AbstractPersistenceAlgorithm<Simplex> persistence = api.Plex4.getModularSimplicialAlgorithm(3, 2);
AnnotatedBarcodeCollection<java.lang.Integer,Simplex> intervals = persistence.computeAnnotatedIntervals(stream);

For reasonably modern Java (v10 or later) you should also be able to write it with type inference as:

var persistence = api.Plex4.getModularSimplicialAlgorithm(3, 2);
var intervals = persistence.computeAnnotatedIntervals(stream);

The object you get out of this is an AnnotatedBarcodeCollection. Looking at the JavaDoc on https://appliedtopology.github.io/javaplex/doc/edu/stanford/math/plex4/homology/barcodes/AnnotatedBarcodeCollection.html, we find the method getIntervalGeneratorPairsAtDimension which returns a List<ObjectObjectPair<Interval, Generator>> with each interval paired with it's corresponding homology generator.

At this point we start finding some types that live in Andrew Tausz' primitive-lib library https://github.com/appliedtopology/primitive-lib. We find that ObjectObjectPair has methods getFirst() and getSecond() to extract the components. So on each entry oop in the list, oop.getFirst() is the interval and oop.getSecond() is the generator.
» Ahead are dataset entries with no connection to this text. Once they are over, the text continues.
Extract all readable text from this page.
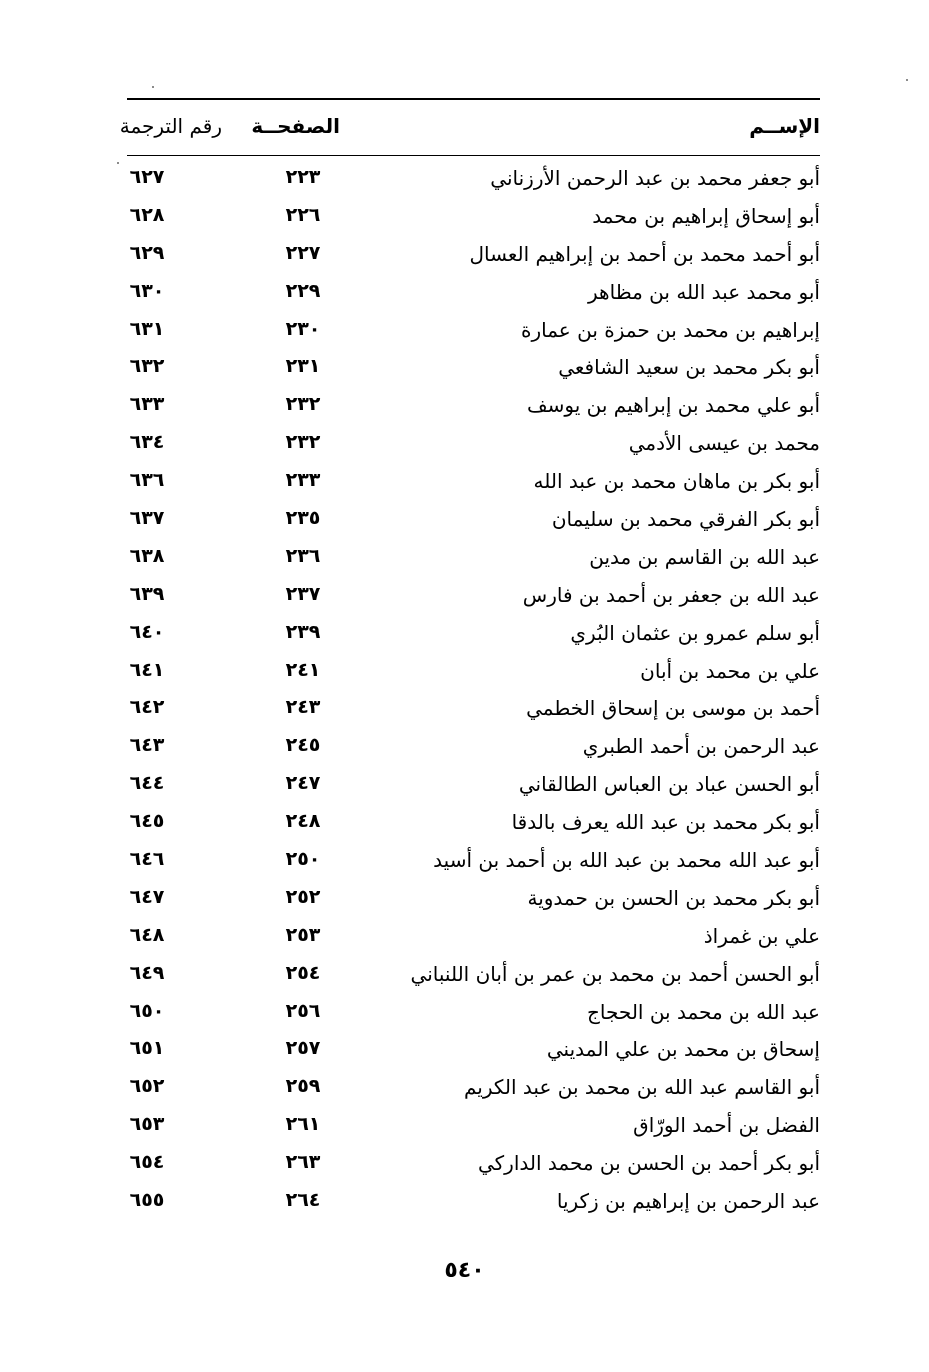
الإســم
الصفحــة
رقم الترجمة
أبو جعفر محمد بن عبد الرحمن الأرزناني
٢٢٣
٦٢٧
أبو إسحاق إبراهيم بن محمد
٢٢٦
٦٢٨
أبو أحمد محمد بن أحمد بن إبراهيم العسال
٢٢٧
٦٢٩
أبو محمد عبد الله بن مظاهر
٢٢٩
٦٣٠
إبراهيم بن محمد بن حمزة بن عمارة
٢٣٠
٦٣١
أبو بكر محمد بن سعيد الشافعي
٢٣١
٦٣٢
أبو علي محمد بن إبراهيم بن يوسف
٢٣٢
٦٣٣
محمد بن عيسى الأدمي
٢٣٢
٦٣٤
أبو بكر بن ماهان محمد بن عبد الله
٢٣٣
٦٣٦
أبو بكر الفرقي محمد بن سليمان
٢٣٥
٦٣٧
عبد الله بن القاسم بن مدين
٢٣٦
٦٣٨
عبد الله بن جعفر بن أحمد بن فارس
٢٣٧
٦٣٩
أبو سلم عمرو بن عثمان البُري
٢٣٩
٦٤٠
علي بن محمد بن أبان
٢٤١
٦٤١
أحمد بن موسى بن إسحاق الخطمي
٢٤٣
٦٤٢
عبد الرحمن بن أحمد الطبري
٢٤٥
٦٤٣
أبو الحسن عباد بن العباس الطالقاني
٢٤٧
٦٤٤
أبو بكر محمد بن عبد الله يعرف بالدقا
٢٤٨
٦٤٥
أبو عبد الله محمد بن عبد الله بن أحمد بن أسيد
٢٥٠
٦٤٦
أبو بكر محمد بن الحسن بن حمدوية
٢٥٢
٦٤٧
علي بن غمراذ
٢٥٣
٦٤٨
أبو الحسن أحمد بن محمد بن عمر بن أبان اللنباني
٢٥٤
٦٤٩
عبد الله بن محمد بن الحجاج
٢٥٦
٦٥٠
إسحاق بن محمد بن علي المديني
٢٥٧
٦٥١
أبو القاسم عبد الله بن محمد بن عبد الكريم
٢٥٩
٦٥٢
الفضل بن أحمد الورّاق
٢٦١
٦٥٣
أبو بكر أحمد بن الحسن بن محمد الداركي
٢٦٣
٦٥٤
عبد الرحمن بن إبراهيم بن زكريا
٢٦٤
٦٥٥
٥٤٠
Intervals are represented as edu.stanford.math.plex4.homology.barcodes.Interval and implement methods getStart and getEnd to access the endpoints of each interval.
Generators are represented using the primitive-lib formal_sum classes. Each such formal sum object has an iterator method that returns an GNU Trove iterator that carries each simplex and it's coefficient. Because of the way Trove is designed, you'll need to explicitly it.advance to step through the iterator, and then at each point you can find the simplex as it.key and its coefficient as it.value. Trove has some code examples for how to traverse their iterators: https://trove4j.sourceforge.net/javadocs/gnu/trove/iterator/TObjectIntIterator.html

Finally - the coefficients that you get here should be straightforward ints, but that need to be interpreted as modulo the prime you set when getting the algorithm object. The simplex is represented as a edu.stanford.math.plex4.homology.chain_basis.Simplex and has a getVertices method that will just return an int-array with indices for the vertices.


We are currently working on a replacement library that will among other things update algorithms, data structures and documentation. Hopefully the next iteration will be easier to navigate.